A hand-cut roof frame does not need to be done one piece at a time. Production rafter cutting is faster and more accurate
Tim Uhler, of Awesome Framers, demonstrates how to cut common rafters single-handedly in a production setup using a chainsaw, a beam cutting saw, and a regular worm-drive Skilsaw.
He is quick to point out that he learned this stuff from Will Holladay
Step-by-step of production rafter cutting
Build two i-joist 'sawhorses.'
Stack the rafters crown side down. This puts the interior side facing up. If the rafter surfaces are erratic, and the interior side of the rafters will have drywall, you can shim the rafters flush. If the interior is attic space, there is no need.

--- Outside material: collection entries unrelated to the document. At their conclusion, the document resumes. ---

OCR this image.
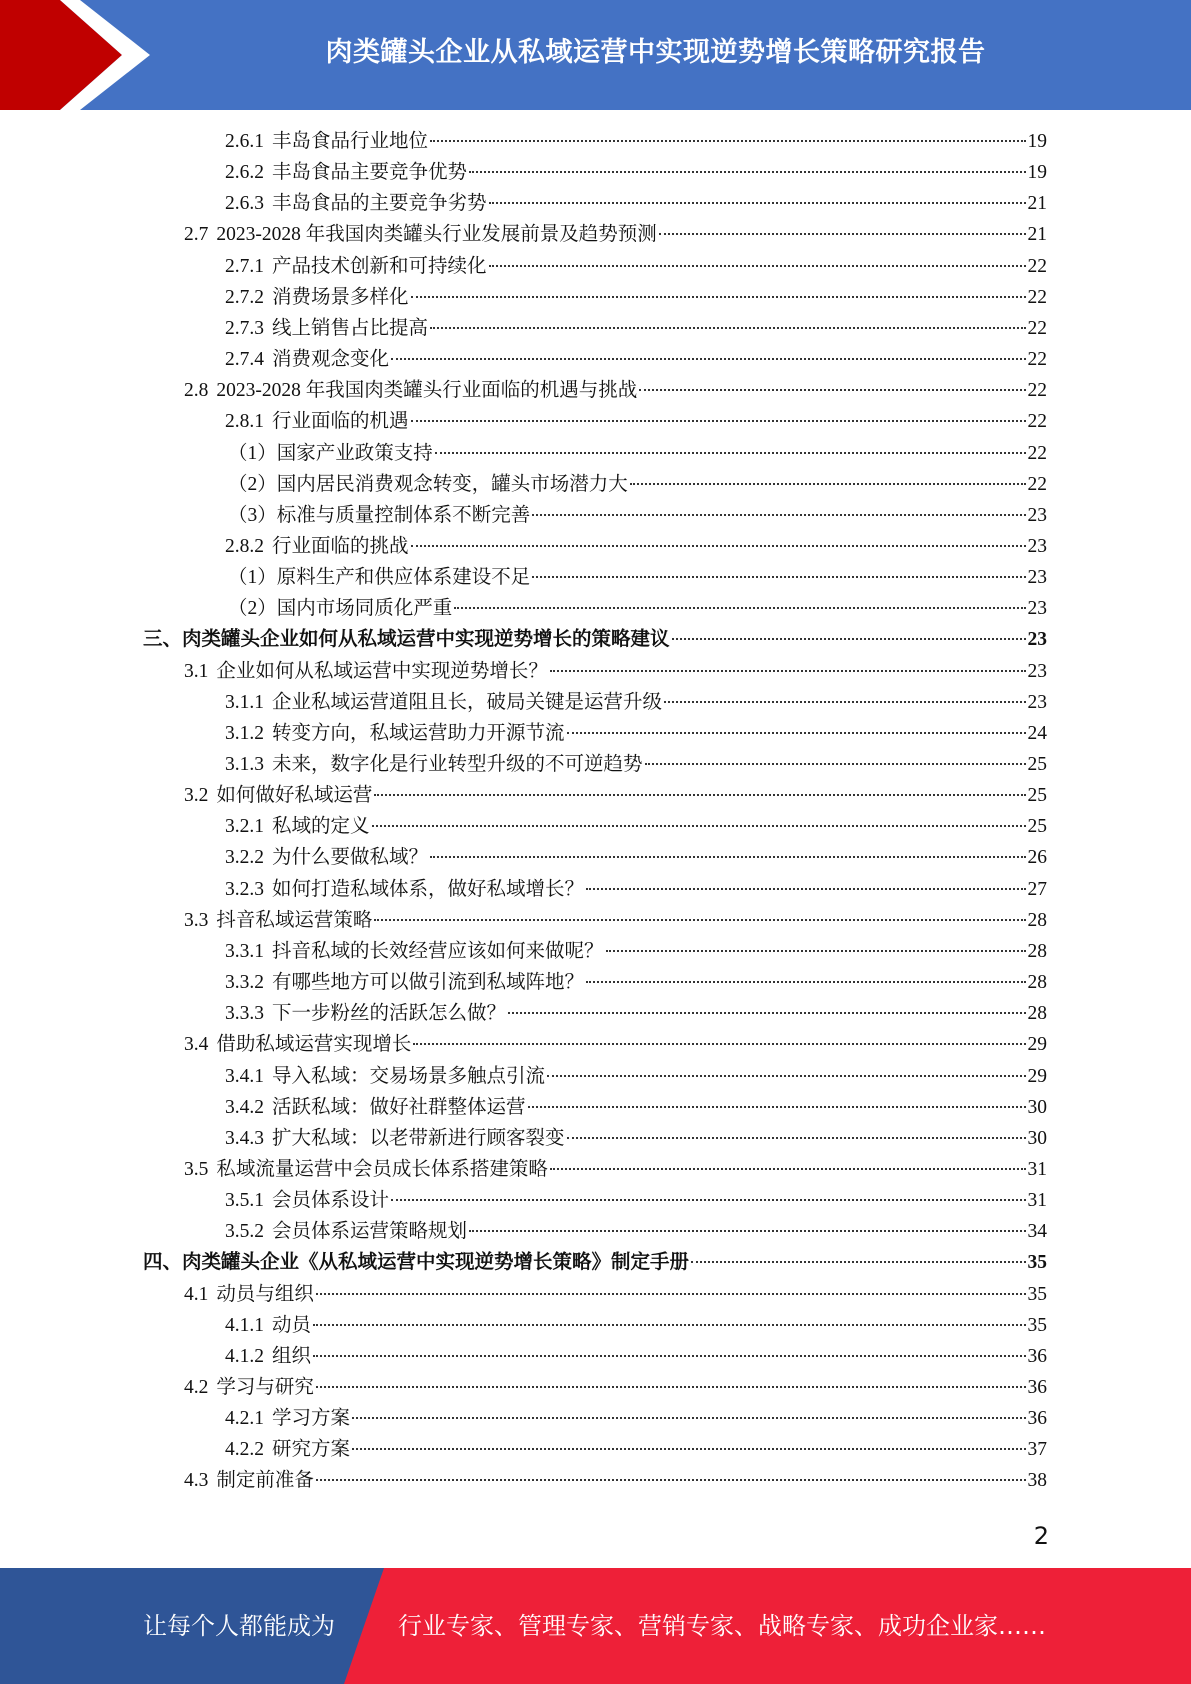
肉类罐头企业从私域运营中实现逆势增长策略研究报告
2.6.1 丰岛食品行业地位	19
2.6.2 丰岛食品主要竞争优势	19
2.6.3 丰岛食品的主要竞争劣势	21
2.7 2023-2028 年我国肉类罐头行业发展前景及趋势预测	21
2.7.1 产品技术创新和可持续化	22
2.7.2 消费场景多样化	22
2.7.3 线上销售占比提高	22
2.7.4 消费观念变化	22
2.8 2023-2028 年我国肉类罐头行业面临的机遇与挑战	22
2.8.1 行业面临的机遇	22
（1） 国家产业政策支持	22
（2） 国内居民消费观念转变，罐头市场潜力大	22
（3） 标准与质量控制体系不断完善	23
2.8.2 行业面临的挑战	23
（1） 原料生产和供应体系建设不足	23
（2） 国内市场同质化严重	23
三、 肉类罐头企业如何从私域运营中实现逆势增长的策略建议	23
3.1 企业如何从私域运营中实现逆势增长？	23
3.1.1 企业私域运营道阻且长，破局关键是运营升级	23
3.1.2 转变方向，私域运营助力开源节流	24
3.1.3 未来，数字化是行业转型升级的不可逆趋势	25
3.2 如何做好私域运营	25
3.2.1 私域的定义	25
3.2.2 为什么要做私域？	26
3.2.3 如何打造私域体系，做好私域增长？	27
3.3 抖音私域运营策略	28
3.3.1 抖音私域的长效经营应该如何来做呢？	28
3.3.2 有哪些地方可以做引流到私域阵地？	28
3.3.3 下一步粉丝的活跃怎么做？	28
3.4 借助私域运营实现增长	29
3.4.1 导入私域：交易场景多触点引流	29
3.4.2 活跃私域：做好社群整体运营	30
3.4.3 扩大私域：以老带新进行顾客裂变	30
3.5 私域流量运营中会员成长体系搭建策略	31
3.5.1 会员体系设计	31
3.5.2 会员体系运营策略规划	34
四、 肉类罐头企业《从私域运营中实现逆势增长策略》制定手册	35
4.1 动员与组织	35
4.1.1 动员	35
4.1.2 组织	36
4.2 学习与研究	36
4.2.1 学习方案	36
4.2.2 研究方案	37
4.3 制定前准备	38
2
让每个人都能成为	行业专家、管理专家、营销专家、战略专家、成功企业家……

Brace the rafters together with blocks of lumber toenailed into the i-joists
Cut the first rafter and stack it along with the rest. Mark the seat cut, plumb cut, and rafter tails. Scribe a line to connect the marks across all rafters.
To cut the plumb cut, Tim recommends using a (sharp) chisel-tooth chain and the Headcutter from Big Foot Tools (www.bigfootsaws.com).

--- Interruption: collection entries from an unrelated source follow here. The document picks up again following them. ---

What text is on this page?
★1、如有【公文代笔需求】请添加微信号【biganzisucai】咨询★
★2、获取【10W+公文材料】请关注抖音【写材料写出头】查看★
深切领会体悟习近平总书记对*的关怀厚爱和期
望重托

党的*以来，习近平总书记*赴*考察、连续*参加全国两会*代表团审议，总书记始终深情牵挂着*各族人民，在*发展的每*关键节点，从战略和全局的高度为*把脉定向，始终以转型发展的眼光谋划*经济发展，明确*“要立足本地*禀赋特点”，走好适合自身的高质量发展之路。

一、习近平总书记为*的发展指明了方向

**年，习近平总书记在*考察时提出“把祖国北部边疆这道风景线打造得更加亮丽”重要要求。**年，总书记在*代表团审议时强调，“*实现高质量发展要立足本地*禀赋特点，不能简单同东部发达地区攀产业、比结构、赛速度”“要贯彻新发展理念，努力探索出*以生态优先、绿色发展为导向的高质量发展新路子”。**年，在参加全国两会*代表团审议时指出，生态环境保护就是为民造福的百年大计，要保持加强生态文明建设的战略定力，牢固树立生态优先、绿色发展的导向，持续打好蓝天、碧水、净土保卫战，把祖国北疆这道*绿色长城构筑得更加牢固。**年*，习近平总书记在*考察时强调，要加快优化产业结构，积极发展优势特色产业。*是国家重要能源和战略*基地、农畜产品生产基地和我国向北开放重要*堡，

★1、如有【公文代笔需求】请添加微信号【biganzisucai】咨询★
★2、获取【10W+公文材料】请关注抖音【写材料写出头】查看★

Tim cuts across the stack pushing using the top of the bar for a couple of reasons:
- Directs tie dust downward
- Helps to keep the saw flat. Cutting in the opposite direction would make the saw climb out of the cut, which ruins accuracy.
Chainsaw kickback is caused by binding the blade, usually at the nose
According to Tim, for kickback to occur, one of two things must happen: the nose of the bar needs to hit something or the bar must bind in the wood."
There are some other things that can contribute to chainsaw kickback, like really loose chains that are really dull.
McCulloch says kickback is usually caused "when the chain gets snagged," usually in the kickback zone - the top corner of the nose.
Neither of these is the case in Tim's video, and the saw slides through the 2x12s like butter.
Use a beam-cutter for the rafter tail cuts
Mark straightedge points on the rafter tail. Make sure to place the straightedge on the side of the rafter that doesn't fall off.
Attach the straight edge, and cut. Tim switches to the bottom of the bar here because:
More sawdust makes better video
- The saw will climb out of the cut if running it through top-first in this direction.
For the rafter seat cut:
He uses a Bigfoot 10-1/4 inch beam saw with a swing table. The saw pulls a LOT of power, so use a pfaat extension cord.
The bevel is 63.5 degrees in this case. Sometimes you may need to cut at half the saw depth and then the full depth if the saw has difficulty. Use a sharp blade.
The rafters Tim is cutting require rips to the tails, so each one must be cut individually to that extent. For simple rafter tails, the roof would be cut now.
PRO Tip: cut frieze blocks the same way
Tim cuts another gang of rafters that will have no tails because they sit in joist hangers.
He orders the rafters the same length, though so that he can cut 22-7/16 inch frieze blocks before making the tail cuts.
Yeah, but... gang-cutting rafters is dumb because ...
From Tim's YouTube post:
The 2 most common knee jerk responses to this are:
1) Chainsaws aren't accurate enough. This is totally false. My rebuttal is to cut a batch of rafters 1 at a time and then rack them and notice the differences. See 10:23 and 10:44 for visual proof.
2) It takes longer to set up than to just cut 1 at a time. "False"-Dwight Shrute
As you can see, the rafters only get handled to rack them, and even cutting the tails and stacking them off to the side is faster than handling a pattern and marking that pattern times the number of rafters. The more rafters you need to cut, the more time is saved.
Production comes from an economy of movement and sometimes speed of movement.
Oh yeah, and he cut the entire roof, rips and all, in one hour.
—Tim Uhler is an awesome framer, YouTuber, and video clown in coastal Washington.